The Toyota C-HR is not just a breath of fresh air in the way it looks, but in the way it steers too. The 1.2-litre turbocharged engine is definitely the drivers’ choice, as the 60kg it saves over the hybrid really pays dividends here. The turn in is immediate, the steering is relatively communicative, and you’re rewarded with very little body roll through bends. Of particular note is the ride, which is decidedly European in the way it goes about things. It’s pliant enough, while not being overly so. It always feels connected, agile, and to some extent, fun.
The upmarket Euro-flair that the C-HR tries to emulate is flawed in only one real way: the automatic transmission.

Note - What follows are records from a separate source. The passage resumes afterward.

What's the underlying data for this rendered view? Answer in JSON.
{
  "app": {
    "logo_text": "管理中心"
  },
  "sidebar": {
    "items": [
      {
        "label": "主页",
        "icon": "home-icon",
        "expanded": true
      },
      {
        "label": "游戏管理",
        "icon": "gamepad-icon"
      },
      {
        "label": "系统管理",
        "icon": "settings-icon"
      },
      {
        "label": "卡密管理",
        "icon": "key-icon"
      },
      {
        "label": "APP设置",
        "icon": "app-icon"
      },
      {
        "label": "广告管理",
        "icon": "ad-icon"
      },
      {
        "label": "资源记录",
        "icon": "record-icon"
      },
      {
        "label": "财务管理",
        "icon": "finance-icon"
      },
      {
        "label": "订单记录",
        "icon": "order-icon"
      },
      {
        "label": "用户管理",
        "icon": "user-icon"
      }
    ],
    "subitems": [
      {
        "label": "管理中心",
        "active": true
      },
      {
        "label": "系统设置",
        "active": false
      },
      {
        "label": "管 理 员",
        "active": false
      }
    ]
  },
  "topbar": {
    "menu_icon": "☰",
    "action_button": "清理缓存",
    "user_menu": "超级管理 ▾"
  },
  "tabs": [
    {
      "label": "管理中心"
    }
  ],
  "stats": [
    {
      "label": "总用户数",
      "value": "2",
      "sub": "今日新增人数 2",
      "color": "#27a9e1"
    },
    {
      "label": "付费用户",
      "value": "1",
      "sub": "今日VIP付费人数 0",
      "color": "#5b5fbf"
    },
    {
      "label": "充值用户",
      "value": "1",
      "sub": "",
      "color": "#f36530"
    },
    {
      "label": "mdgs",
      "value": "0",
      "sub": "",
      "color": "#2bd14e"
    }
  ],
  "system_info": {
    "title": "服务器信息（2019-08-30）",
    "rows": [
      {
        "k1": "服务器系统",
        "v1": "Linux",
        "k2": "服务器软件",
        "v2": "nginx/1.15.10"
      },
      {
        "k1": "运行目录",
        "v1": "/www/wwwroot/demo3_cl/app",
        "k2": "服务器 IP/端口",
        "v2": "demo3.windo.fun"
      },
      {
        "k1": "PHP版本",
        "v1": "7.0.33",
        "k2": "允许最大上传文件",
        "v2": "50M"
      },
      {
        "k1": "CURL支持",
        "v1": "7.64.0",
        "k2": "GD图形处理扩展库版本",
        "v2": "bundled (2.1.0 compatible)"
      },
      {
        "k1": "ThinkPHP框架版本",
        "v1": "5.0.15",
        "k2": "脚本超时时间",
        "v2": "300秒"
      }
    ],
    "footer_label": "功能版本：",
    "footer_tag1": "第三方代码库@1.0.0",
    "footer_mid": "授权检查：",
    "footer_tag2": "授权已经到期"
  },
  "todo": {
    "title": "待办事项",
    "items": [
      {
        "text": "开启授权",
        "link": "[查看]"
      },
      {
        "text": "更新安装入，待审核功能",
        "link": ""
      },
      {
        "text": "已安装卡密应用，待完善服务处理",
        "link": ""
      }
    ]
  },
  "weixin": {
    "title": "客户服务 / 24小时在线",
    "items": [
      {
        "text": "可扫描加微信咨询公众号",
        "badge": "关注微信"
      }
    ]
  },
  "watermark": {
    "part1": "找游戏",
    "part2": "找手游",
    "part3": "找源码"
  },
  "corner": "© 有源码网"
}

The continuously-variable (CVT) automatic drones under heavy acceleration, and this is particularly emphasised in the hybrid; the lack of low-end grunt from a turbocharger means you’ll be hearing a lot of the transmission a lot of the time.
Safety & Technology
“What impresses us the most about the new C-HR, apart from the interior, is the array of standard active safety systems.” - CarAdvice
Australian specifications have been confirmed, and standard safety kit is generous. There are things like adaptive cruise control and autonomous emergency braking, lane departure warning, hill-start assist, rear cross-traffic alert, blind spot monitoring, automatic high beam and automatic wipers.
The top-spec Koba model adds to this LED headlights, LED tail-lights, and keyless entry and go.
The Toyota C-HR is a remarkable thing, no matter how you cut it. Its impressive looks, surprising handling, and largely-uncompromised practicality means that this might just be the chosen one to unseat the Mazda CX-3 as the class favourite. Its ability to satisfy all the basic criteria for a car in this segment while carrying that concept-car-like body will definitely sway some buyers from the more established competitors.
We can't comment on a pick of the range at present, with prices being far from concrete at the time of writing. But considering the generous kit being thrown at the entry-level C-HR, the higher-end 'Koba' variant might be difficult to justify.
CarAdvice - 80/100 - “We are very impressed by what the Toyota C-HR has turned out to be. Offering a fantastic interior with a well sorted ride and remarkable number of standard features, if Toyota can get the pricing right, it’s on to a winner. Overall, it’s a bloody good little thing, and if you can learn to love the styling, you certainly won’t regret the ownership experience.”
WhatCar? - 60/100 - “Decent to drive, generously equipped and the hybrid version makes a lot of sense as a company car. It's just a shame the Toyota C-HR isn’t cheaper to buy and bigger in the back.”
CarMagazine - 80/100 - “Toyota has built a genuinely interesting and engaging vehicle here – and while the Qashqai will hardly be quaking in its boots, the C-HR is certainly a breath of fresh air in the rather staid family crossover segment. Toyota took a risk, and it’s paid off.”
AutoExpress - 80/100 - “Bold Toyota brings daring coupe styling and hybrid power to the popular compact SUV class with the C-HR.”
Motoring - 81/100 - “Words like tedious, conformist and lacklustre are normally associated with Toyota, not words like attractive, edgy and cool. But that’s exactly what the Toyota C-HR is. It’s very un-Toyota. And by Jove it’s refreshing!”
HonestJohn - 80/100 - “The verdict is for town work, suburbs, and motorway journeys, get the C-HR hybrid. For fun, get the 1.2 manual.”
The Express - 80/100 - “Although it suffers from some shortcomings, the low running costs go a long way to make up for them. Add in the high level of standard equipment and those striking looks and the C-HR is a compelling alternative to those who want the economic benefits of the Prius, but not its image.”
Carwow - 73/100 - “Toyota might be late to the small, stylish crossover party but the C-HR has a lot going for it – it’s a small, stylish crossover that’s also good fun to drive, a lot like the original RAV4 was back in 1994. It’s just about practical enough to meet the needs of a young family and it has a classy cabin that’s up there with any of its rivals. It may be an alternative to mainstream models but it should also definitely be near the top of your shortlist.”